House Bill 511 was passed during the 2016 legislative session and protects Idahoans from overzealous homeowners associations (HOA) that wish to impede the property rights of property owners affiliated with an HOA. Specifically, House Bill 511 which is now state law, safeguards property owners against HOAs that create new covenants that infringe on a homeowner's ability to rent out his private property. HB 511 extends to short-term rentals like Airbnb.

However, it would make sense for some Eastern Idaho city officials to be confused about HB 511, especially when two prominent Eastern Idaho state legislators went against it. President Pro Tempore Brent Hill and Senate Majority Leader Bart Davis voted against the legislation, which were votes that did undermine personal property rights. Hill and Davis were joined by 12 other nay votes, which included four Democrats. Nonetheless, the bill became law.

In Rexburg, several Airbnb proponents testified that their HOAs had sent them notifications, which stated that the individual homeowners were violating rental covenants. However, those covenants were not in the original contracts, signed by the homeowners, prior to the passage of HB 51. Additionally, several of the proponents testified that their individual HOAs had made changes to the contracts in secret meetings where all of the property owners had not been properly notified.

Hill did not attend any of the Rexburg city council meetings to listen to the pleas of his constituents whose property rights were being stepped on. It's conceivable that Sen. Hill could have used his indepth knowledge of House Bill 511 (which he voted against) to clear up any confusion regarding the powers HOAs have -- or don’t have -- to regulate short-term rentals. Yet, Sen. Hill did not participate in Rexburg City Council meetings.
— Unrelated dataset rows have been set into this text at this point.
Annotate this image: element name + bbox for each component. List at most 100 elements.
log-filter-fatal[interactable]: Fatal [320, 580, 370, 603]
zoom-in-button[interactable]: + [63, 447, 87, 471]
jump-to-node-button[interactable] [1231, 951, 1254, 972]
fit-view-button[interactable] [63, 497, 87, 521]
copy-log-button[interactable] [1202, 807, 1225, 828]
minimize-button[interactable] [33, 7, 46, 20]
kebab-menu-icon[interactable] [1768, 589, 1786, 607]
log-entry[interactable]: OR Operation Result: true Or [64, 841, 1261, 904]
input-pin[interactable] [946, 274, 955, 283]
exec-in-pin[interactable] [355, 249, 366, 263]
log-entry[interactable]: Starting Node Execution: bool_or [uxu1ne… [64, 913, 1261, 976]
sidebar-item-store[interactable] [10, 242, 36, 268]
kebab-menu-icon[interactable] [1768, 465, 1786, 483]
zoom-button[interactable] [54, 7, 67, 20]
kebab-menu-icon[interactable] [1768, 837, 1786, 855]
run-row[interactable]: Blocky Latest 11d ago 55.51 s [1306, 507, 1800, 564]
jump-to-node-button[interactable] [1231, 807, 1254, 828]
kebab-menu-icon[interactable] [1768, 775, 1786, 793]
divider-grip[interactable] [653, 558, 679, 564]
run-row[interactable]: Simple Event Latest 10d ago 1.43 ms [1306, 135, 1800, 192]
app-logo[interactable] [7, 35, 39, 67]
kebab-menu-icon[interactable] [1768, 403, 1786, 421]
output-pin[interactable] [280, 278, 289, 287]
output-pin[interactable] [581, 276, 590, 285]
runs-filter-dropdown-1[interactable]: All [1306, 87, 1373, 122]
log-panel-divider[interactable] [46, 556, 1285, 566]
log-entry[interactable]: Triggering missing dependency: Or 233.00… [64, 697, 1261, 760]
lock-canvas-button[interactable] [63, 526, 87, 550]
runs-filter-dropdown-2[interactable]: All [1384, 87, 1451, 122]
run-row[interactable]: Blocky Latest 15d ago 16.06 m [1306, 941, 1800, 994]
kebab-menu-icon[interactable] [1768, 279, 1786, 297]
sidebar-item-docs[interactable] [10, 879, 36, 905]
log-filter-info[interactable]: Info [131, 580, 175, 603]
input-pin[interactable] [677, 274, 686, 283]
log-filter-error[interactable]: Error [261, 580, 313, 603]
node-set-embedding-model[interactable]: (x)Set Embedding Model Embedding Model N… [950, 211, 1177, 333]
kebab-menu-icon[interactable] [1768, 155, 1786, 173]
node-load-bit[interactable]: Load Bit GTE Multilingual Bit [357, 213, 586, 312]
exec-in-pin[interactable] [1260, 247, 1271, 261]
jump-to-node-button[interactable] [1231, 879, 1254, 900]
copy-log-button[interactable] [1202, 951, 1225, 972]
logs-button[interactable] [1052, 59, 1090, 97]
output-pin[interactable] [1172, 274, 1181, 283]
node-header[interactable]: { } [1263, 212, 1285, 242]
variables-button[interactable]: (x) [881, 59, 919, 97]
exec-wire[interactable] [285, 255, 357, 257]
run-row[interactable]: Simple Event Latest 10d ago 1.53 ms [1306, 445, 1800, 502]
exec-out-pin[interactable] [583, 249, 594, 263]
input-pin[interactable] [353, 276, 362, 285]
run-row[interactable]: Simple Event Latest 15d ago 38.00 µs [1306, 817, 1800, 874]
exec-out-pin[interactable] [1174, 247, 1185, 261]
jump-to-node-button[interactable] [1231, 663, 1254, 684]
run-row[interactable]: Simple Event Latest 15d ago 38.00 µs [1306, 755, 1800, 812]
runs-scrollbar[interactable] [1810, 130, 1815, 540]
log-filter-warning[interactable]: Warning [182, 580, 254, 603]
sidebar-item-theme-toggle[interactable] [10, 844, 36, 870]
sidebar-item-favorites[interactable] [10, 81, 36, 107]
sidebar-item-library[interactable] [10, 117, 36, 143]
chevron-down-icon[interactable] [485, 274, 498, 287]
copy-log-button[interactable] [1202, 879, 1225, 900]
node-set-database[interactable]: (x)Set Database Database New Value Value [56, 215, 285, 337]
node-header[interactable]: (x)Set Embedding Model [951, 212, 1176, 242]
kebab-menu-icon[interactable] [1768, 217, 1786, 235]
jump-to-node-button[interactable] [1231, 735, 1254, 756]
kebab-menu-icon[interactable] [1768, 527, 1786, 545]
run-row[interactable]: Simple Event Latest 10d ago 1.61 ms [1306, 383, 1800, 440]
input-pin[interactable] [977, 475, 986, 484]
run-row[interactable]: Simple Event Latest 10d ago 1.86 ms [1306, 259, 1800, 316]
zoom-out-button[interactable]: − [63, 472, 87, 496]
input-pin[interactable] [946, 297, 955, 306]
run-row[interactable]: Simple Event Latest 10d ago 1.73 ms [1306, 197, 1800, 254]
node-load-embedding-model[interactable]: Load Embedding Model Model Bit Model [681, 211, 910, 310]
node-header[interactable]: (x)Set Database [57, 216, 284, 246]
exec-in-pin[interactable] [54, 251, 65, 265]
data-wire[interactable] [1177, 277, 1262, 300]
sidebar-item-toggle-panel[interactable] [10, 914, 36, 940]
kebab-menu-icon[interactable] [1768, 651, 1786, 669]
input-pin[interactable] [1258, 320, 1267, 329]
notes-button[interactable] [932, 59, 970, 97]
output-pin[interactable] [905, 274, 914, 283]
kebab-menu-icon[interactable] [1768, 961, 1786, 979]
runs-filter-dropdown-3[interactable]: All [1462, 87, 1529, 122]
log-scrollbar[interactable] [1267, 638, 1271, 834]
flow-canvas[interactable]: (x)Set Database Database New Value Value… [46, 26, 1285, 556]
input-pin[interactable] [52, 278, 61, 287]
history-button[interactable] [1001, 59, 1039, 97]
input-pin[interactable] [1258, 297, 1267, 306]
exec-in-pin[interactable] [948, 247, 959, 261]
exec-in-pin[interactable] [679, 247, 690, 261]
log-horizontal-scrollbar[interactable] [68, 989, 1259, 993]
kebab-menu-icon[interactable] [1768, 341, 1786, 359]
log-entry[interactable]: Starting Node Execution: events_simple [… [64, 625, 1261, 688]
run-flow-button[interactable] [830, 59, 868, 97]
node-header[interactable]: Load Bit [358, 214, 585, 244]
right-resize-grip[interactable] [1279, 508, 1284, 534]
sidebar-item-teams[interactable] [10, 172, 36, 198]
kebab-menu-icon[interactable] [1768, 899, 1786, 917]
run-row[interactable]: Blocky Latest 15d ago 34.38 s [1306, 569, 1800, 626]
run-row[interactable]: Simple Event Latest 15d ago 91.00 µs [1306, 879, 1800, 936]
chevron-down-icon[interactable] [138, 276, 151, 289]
There is still hope for Idaho Falls property owners who belong to HOAs. Despite rumblings from a small number of local residents, Airbnb has not been on that city council’s agenda for discussion or public testimony. But, when it it lands on the agenda, which it probably will, perhaps Sen. Davis can insert himself into the discussion and cite HB 511, despite his nay vote, and put the kibosh on HOAs that are trying to encroach on private property owners.

Although Hill and Davis voted against House Bill 511, they still have the duty to educate their concerned constituents when important policy is addressed by state government. Their participation is especially imperative when they can provide expertise on a bill they both voted on only a few months earlier.